Male Romantic Friendship, in the nineteenth century, can be understood as intimate relations between young men that were similar to romances.  These relations were based on expressiveness and trust. The parts involved shared their insecurities, doubts, and hopes. These friendships provided the feeling of security and affection that men needed after leaving boyhood.

The romantic aspect of these friendships is the result of the way that men interacted with each other. They used overly romantic language in their diaries and letters when talking about their friends, and they described physical contact, like kisses. These aspects of romantic friendships lead some readers to believe that these friendships had some sexual component; but, it is impossible to prove or disprove these affirmations by only reading the diaries and correspondences.

Development 
These intimacy bonds were usually formed in the transition period between boyhood and manhood During this period, middle-class men left their homes to go to colleges and the military. Away from their families and friends, young men had to form a deeper affinity with colleagues to help them navigate this new phase of their lives. Young men search for friends who had similar interests and who could offer emotional support when needed. They freely declared their affection to one another, especially by using physical contact. Even though these friendships started at colleges, some of them continue after graduation.

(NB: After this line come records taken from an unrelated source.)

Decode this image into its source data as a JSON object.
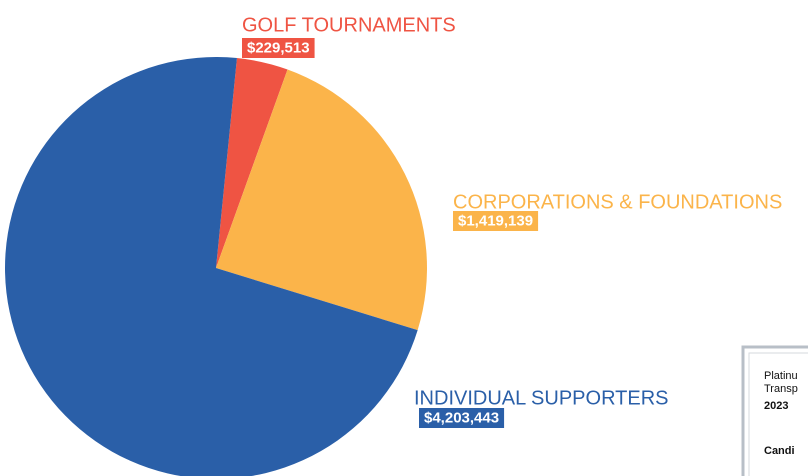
{
  "chart_data": {
    "type": "pie",
    "categories": [
      "GOLF TOURNAMENTS",
      "CORPORATIONS & FOUNDATIONS",
      "INDIVIDUAL SUPPORTERS"
    ],
    "values": [
      229513,
      1419139,
      4203443
    ],
    "value_labels": [
      "$229,513",
      "$1,419,139",
      "$4,203,443"
    ],
    "colors": [
      "#ef5443",
      "#fbb44a",
      "#2a5fa8"
    ]
  },
  "badge": {
    "lines": [
      "Platinu",
      "Transp",
      "2023",
      "Candi"
    ]
  }
}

Comparison of female and male romantic friendships 

Authors claim that this kind of friendship is similar to the same-sex friendship between women described in The Female World of Love and Ritual. For instance, Rotundo argues that male romantic friendship, like same-sex female friendship, was socially accepted, compatible with heterosexual marriage, and  valued. On the other hand, men's and women's friendships differ in duration. Smith-Rosenberg says that female romantic friendships were generally formed in adolescence and continue during the rest of their life. Nevertheless, male romantic friendship usually lasted only during youthhood.

Sexual activity 
The intense manner that young men addressed each other in their letters makes some readers question if sexual activity was present in Romantic Friendships. In these correspondences, men talked about embracing each other, sleeping together, and the happiness generated by receiving a letter from their friends. These passages may suggest that these relations were more than friendships. Nevertheless, behaviors of that era explain some of the actions described that seemed peculiar for present-day people. For instance, in the 1800s, it was common for middle-class men to share a bed, and physical contact in these circumstances was inevitable. Moreover, the lack of heating made body contact a source of warmth that could be considered a pleasure. So, the fact that two men slept together did not necessarily mean that they had sexual relations.